Apparently, this exercise determined that the higher the diversity at a particular location, the lower the risk of unionising.
The conclusion is nothing new. Hannah Arendt discusses how social atomization leads to increased top-down control in her The Origins of Totalitarianism. The breakdown of common cultural frames brought about by mass migration would certainly contribute to atomization and, therefore, reduce a social body’s ability to organise in the face of unpopular management or policy decisions.
In the case of the EU, its current policy priorities and funding schemes are largely justified in terms of the new, mercurial concept of increasing social ‘resilience’. In its draft, Resilience Dashboard, the Commission breaks this concept down into many sub-indices, according to which, for example, an increase in the total non-EU origin workforce (or in the settled refugees in a Member State as a percentage of its total population), all increase its resilience.
The reason for this is that, in truth, it is not the country’s resilience that is being looked at, but the resilience of the wider system into which it is integrated—a system that, like the managers at Whole Foods, is the more stable the less resistance its workforce (in political terms, civil society), puts up.
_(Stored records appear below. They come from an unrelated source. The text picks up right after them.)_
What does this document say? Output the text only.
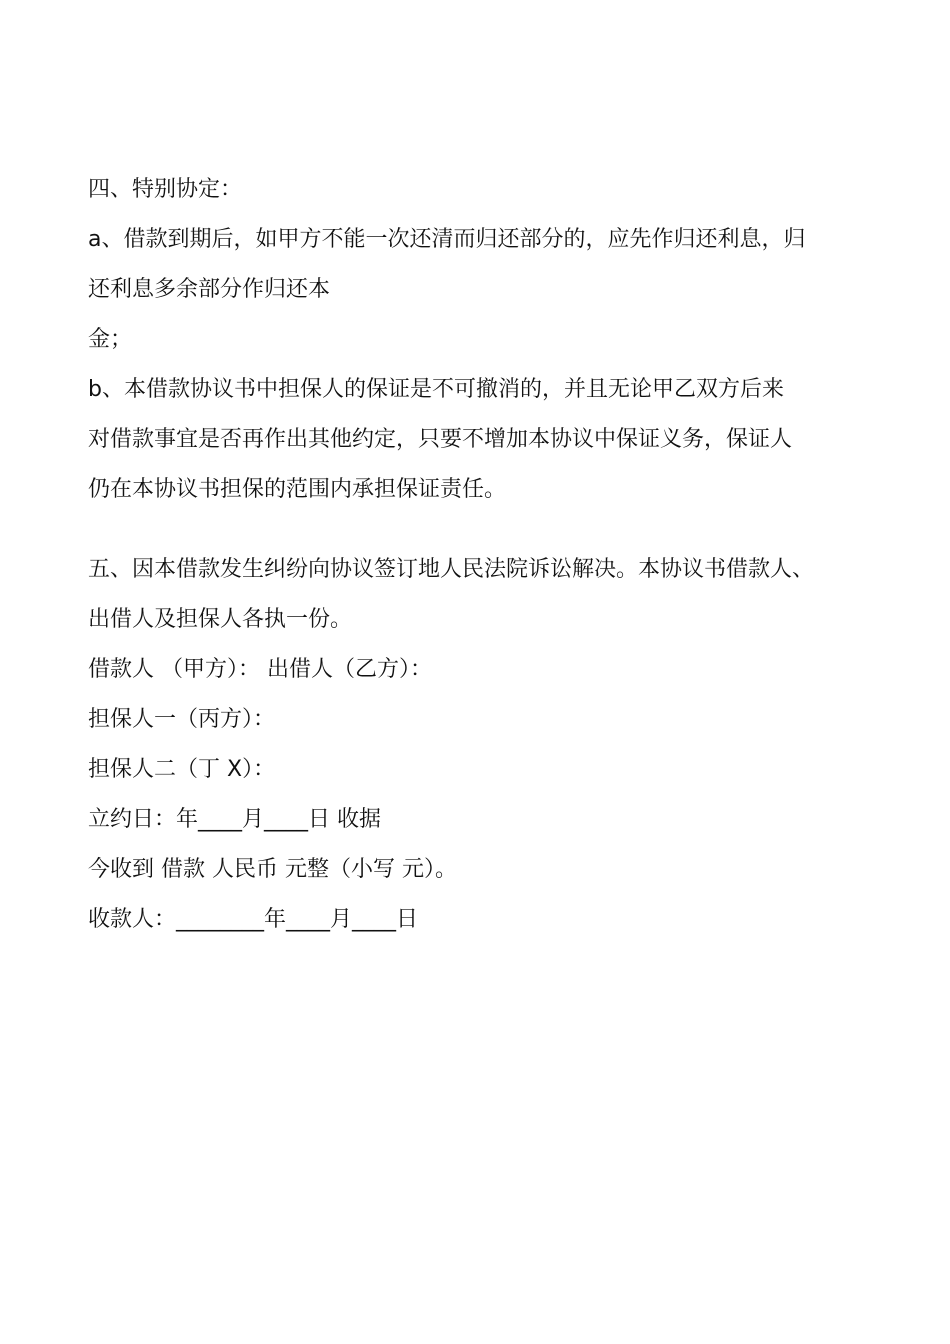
四、特别协定：
a、借款到期后，如甲方不能一次还清而归还部分的，应先作归还利息，归
还利息多余部分作归还本
金；
b、本借款协议书中担保人的保证是不可撤消的，并且无论甲乙双方后来
对借款事宜是否再作出其他约定，只要不增加本协议中保证义务，保证人
仍在本协议书担保的范围内承担保证责任。
五、因本借款发生纠纷向协议签订地人民法院诉讼解决。本协议书借款人、
出借人及担保人各执一份。
借款人 （甲方）： 出借人（乙方）：
担保人一（丙方）：
担保人二（丁 X）：
立约日：年____月____日 收据
今收到 借款 人民币 元整（小写 元）。
收款人：________年____月____日
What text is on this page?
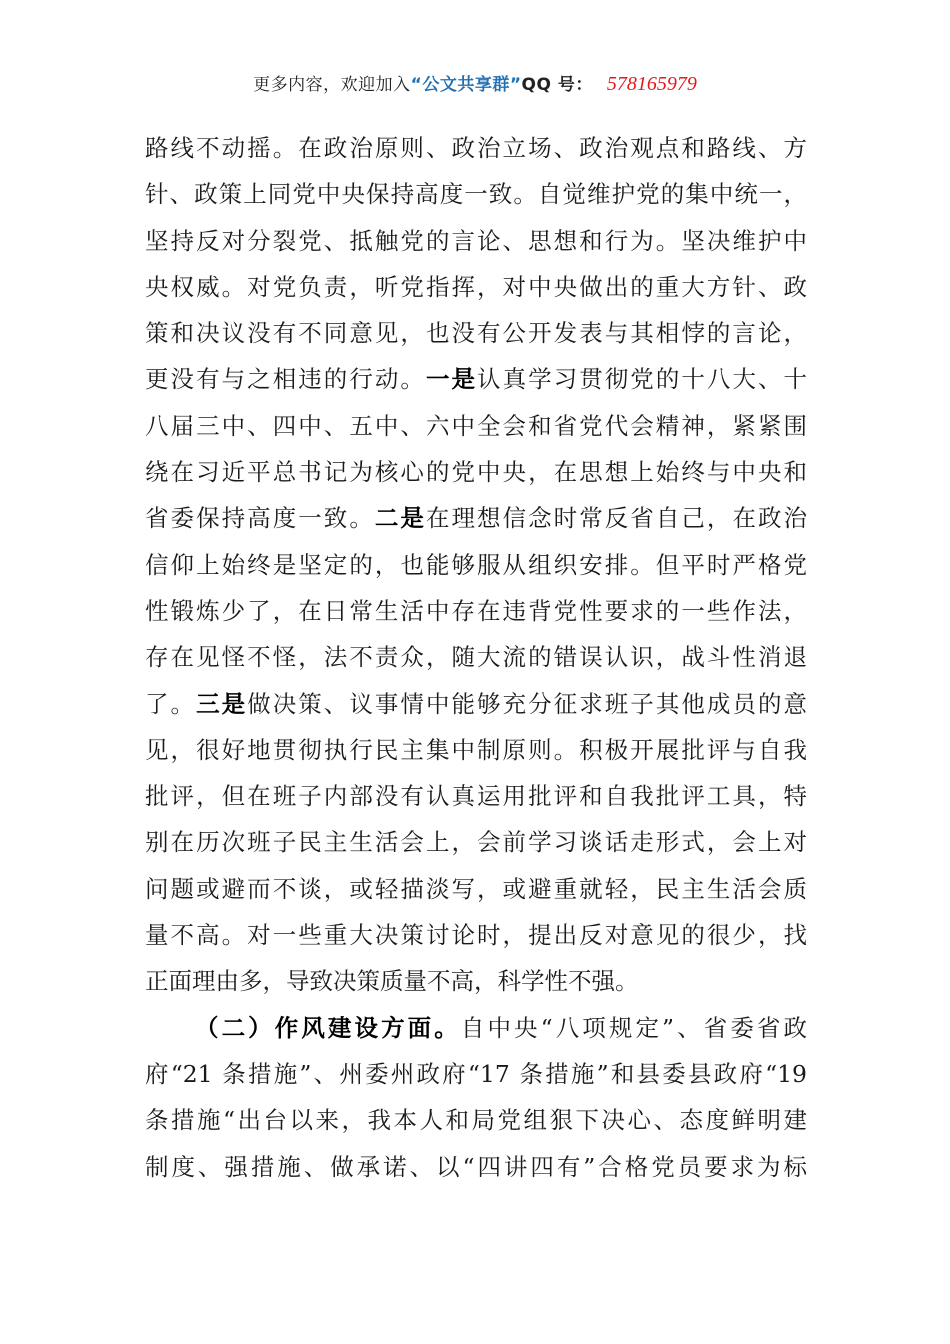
更多内容，欢迎加入“公文共享群”QQ 号： 578165979
路线不动摇。在政治原则、政治立场、政治观点和路线、方
针、政策上同党中央保持高度一致。自觉维护党的集中统一，
坚持反对分裂党、抵触党的言论、思想和行为。坚决维护中
央权威。对党负责，听党指挥，对中央做出的重大方针、政
策和决议没有不同意见，也没有公开发表与其相悖的言论，
更没有与之相违的行动。一是认真学习贯彻党的十八大、十
八届三中、四中、五中、六中全会和省党代会精神，紧紧围
绕在习近平总书记为核心的党中央，在思想上始终与中央和
省委保持高度一致。二是在理想信念时常反省自己，在政治
信仰上始终是坚定的，也能够服从组织安排。但平时严格党
性锻炼少了，在日常生活中存在违背党性要求的一些作法，
存在见怪不怪，法不责众，随大流的错误认识，战斗性消退
了。三是做决策、议事情中能够充分征求班子其他成员的意
见，很好地贯彻执行民主集中制原则。积极开展批评与自我
批评，但在班子内部没有认真运用批评和自我批评工具，特
别在历次班子民主生活会上，会前学习谈话走形式，会上对
问题或避而不谈，或轻描淡写，或避重就轻，民主生活会质
量不高。对一些重大决策讨论时，提出反对意见的很少，找
正面理由多，导致决策质量不高，科学性不强。
（二）作风建设方面。自中央“八项规定”、省委省政
府“21 条措施”、州委州政府“17 条措施”和县委县政府“19
条措施“出台以来，我本人和局党组狠下决心、态度鲜明建
制度、强措施、做承诺、以“四讲四有”合格党员要求为标
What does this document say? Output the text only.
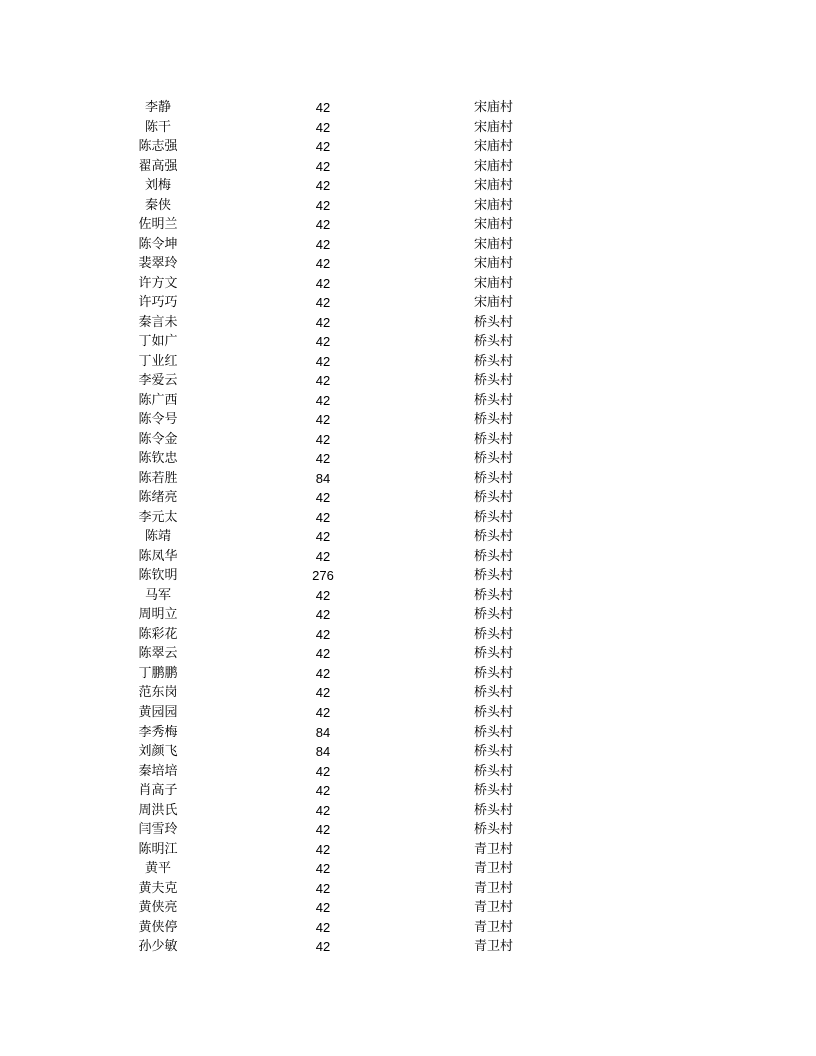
李静	42	宋庙村
陈干	42	宋庙村
陈志强	42	宋庙村
翟高强	42	宋庙村
刘梅	42	宋庙村
秦侠	42	宋庙村
佐明兰	42	宋庙村
陈令坤	42	宋庙村
裴翠玲	42	宋庙村
许方文	42	宋庙村
许巧巧	42	宋庙村
秦言未	42	桥头村
丁如广	42	桥头村
丁业红	42	桥头村
李爱云	42	桥头村
陈广西	42	桥头村
陈令号	42	桥头村
陈令金	42	桥头村
陈钦忠	42	桥头村
陈若胜	84	桥头村
陈绪亮	42	桥头村
李元太	42	桥头村
陈靖	42	桥头村
陈凤华	42	桥头村
陈钦明	276	桥头村
马军	42	桥头村
周明立	42	桥头村
陈彩花	42	桥头村
陈翠云	42	桥头村
丁鹏鹏	42	桥头村
范东岗	42	桥头村
黄园园	42	桥头村
李秀梅	84	桥头村
刘颜飞	84	桥头村
秦培培	42	桥头村
肖高子	42	桥头村
周洪氏	42	桥头村
闫雪玲	42	桥头村
陈明江	42	青卫村
黄平	42	青卫村
黄夫克	42	青卫村
黄侠亮	42	青卫村
黄侠停	42	青卫村
孙少敏	42	青卫村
Crucially, then, the fuzzy, pro-mass migration discourse of the postmodern Left, which insists that countries and cultures have no coherent identity worth retaining, serves de facto as the digestive enzyme of hyper-capitalism.
We may be tempted to think this kind of program is only being deployed against Western countries, but this is not the case.
In a BBC documentary about Africa which aired several years ago, the host travels around the continent and at one point arrives in southern Ghana, where she makes the point that the Asante people who live there are not—for all their rich history and marked legacy of resistance against foreign domination—a single people, but an amalgam of tribes. We may remember how, during the Black Lives Matter protests, several U.S. Democrats, including Nancy Pelosi, took a knee donning Kente clothes, which originate with the Asante. The sort of culturally deconstructivist discourse the Democrats in question would be largely aligned with, then, would deny the Asante their coherence, and conceive of them, as of every people, as a mere amalgam, even as their symbols are appropriated.
The body, it seems, is to be defined as a collection of organs, not a single unit.
This allergy to describing things in terms of what pulls them together rather than in purely reductionist terms has its philosophical and spiritual reasons for being, but it also makes sense in terms of starkly material interests.
If one’s intention is to dominate the other, to treat the other as mere resource, then it is inconvenient for him to come to the negotiating table with a definite position and personality, as a single unit, with its own ideas and interests. Much better to convince one’s interlocutor that he doesn’t really exist, that he is a mere amalgam of parts and, therefore, mere resource, wherein nothing much is lost if he is moved around through the market-driven flux of economic deprivation and mass migration.
The same disposition appears in the taste for abstract art among the cultural elite, the sense that representational art is passée: not coherent forms, but random geometry, for the coherent form demands that we treat the other as endowed with its own character, which the dominator loathes to do.
The above approach can build bridges between Left and Right, especially given the former’s abandonment by its parties, who no longer treat the working class as their major demographic, leaving many people politically orphaned.